At the beginning of this essay I mentioned that Edward Scissorhands had references of sleeping beauty, this is one of the fairytale conventions, because Edward is like the beast, and he falls in love with Pegs Daughter who is the Beauty, although it would never work because they are just so different, Edward would never be safe in the suburban town and Kim would never be happy in the castle, all locked up. Other fairytales that can relate to this film are fairytales such as Jack and the Beanstalk, the reason I think this is because Peg is a small person, she is tiny, and here she goes into a humongous castle, the door to the castle is twice the size of her, and then she looks up to the big hole in the roof, the size of the hole is engulfing her, making her look really small.
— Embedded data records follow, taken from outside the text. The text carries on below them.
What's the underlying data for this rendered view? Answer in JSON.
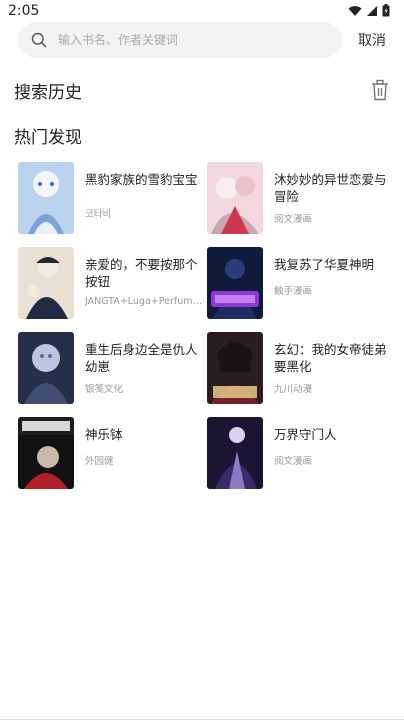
{
  "status": {
    "time": "2:05"
  },
  "search": {
    "placeholder": "输入书名、作者关键词",
    "cancel_label": "取消"
  },
  "history": {
    "title": "搜索历史"
  },
  "hot": {
    "title": "热门发现",
    "books": [
      {
        "title": "黑豹家族的雪豹宝宝",
        "author": "코타비"
      },
      {
        "title": "沐妙妙的异世恋爱与冒险",
        "author": "阅文漫画"
      },
      {
        "title": "亲爱的，不要按那个按钮",
        "author": "JANGTA+Luga+Perfumm…"
      },
      {
        "title": "我复苏了华夏神明",
        "author": "触手漫画"
      },
      {
        "title": "重生后身边全是仇人幼崽",
        "author": "银笺文化"
      },
      {
        "title": "玄幻：我的女帝徒弟要黑化",
        "author": "九川动漫"
      },
      {
        "title": "神乐钵",
        "author": "外园健"
      },
      {
        "title": "万界守门人",
        "author": "阅文漫画"
      }
    ]
  },
  "colors": {
    "background": "#ffffff",
    "search_bg": "#f2f3f5",
    "muted": "#9a9a9a"
  }
}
At the end of it all we are again given the view of Suburbia, this place is represented as perfect but as we all know after watching the film, looks can be deceiving. This signifies that although the outside appearance might look perfect, really everything inside looks completely different, and this is just like Edwards, he looks like a monster on in the outside, but on the insides he is nice and just wanted to be understood, accepted, just the other monsters we know, like Frankenstein, looks evil but on the inside is a nice and caring and just wants to be normal. And at some point everyone feels like Edward at some point, everyone sometimes feels misunderstood and excluded and all he wants to do is fit in, but he never can, he isn’t safe in suburbia, where as the castle is the only place he will be. At the same time, Tim Burton, the director of the film, is satirising suburbia. He’s playing of the fact the housewives are shown, or known to be perfect, and by using Edward he’s using the humour and exaggeration, showing a bit what the suburban town is like, criticising the suburban life and what we think about it all. Finally signifying that what we see on the film means something else to what we actually see.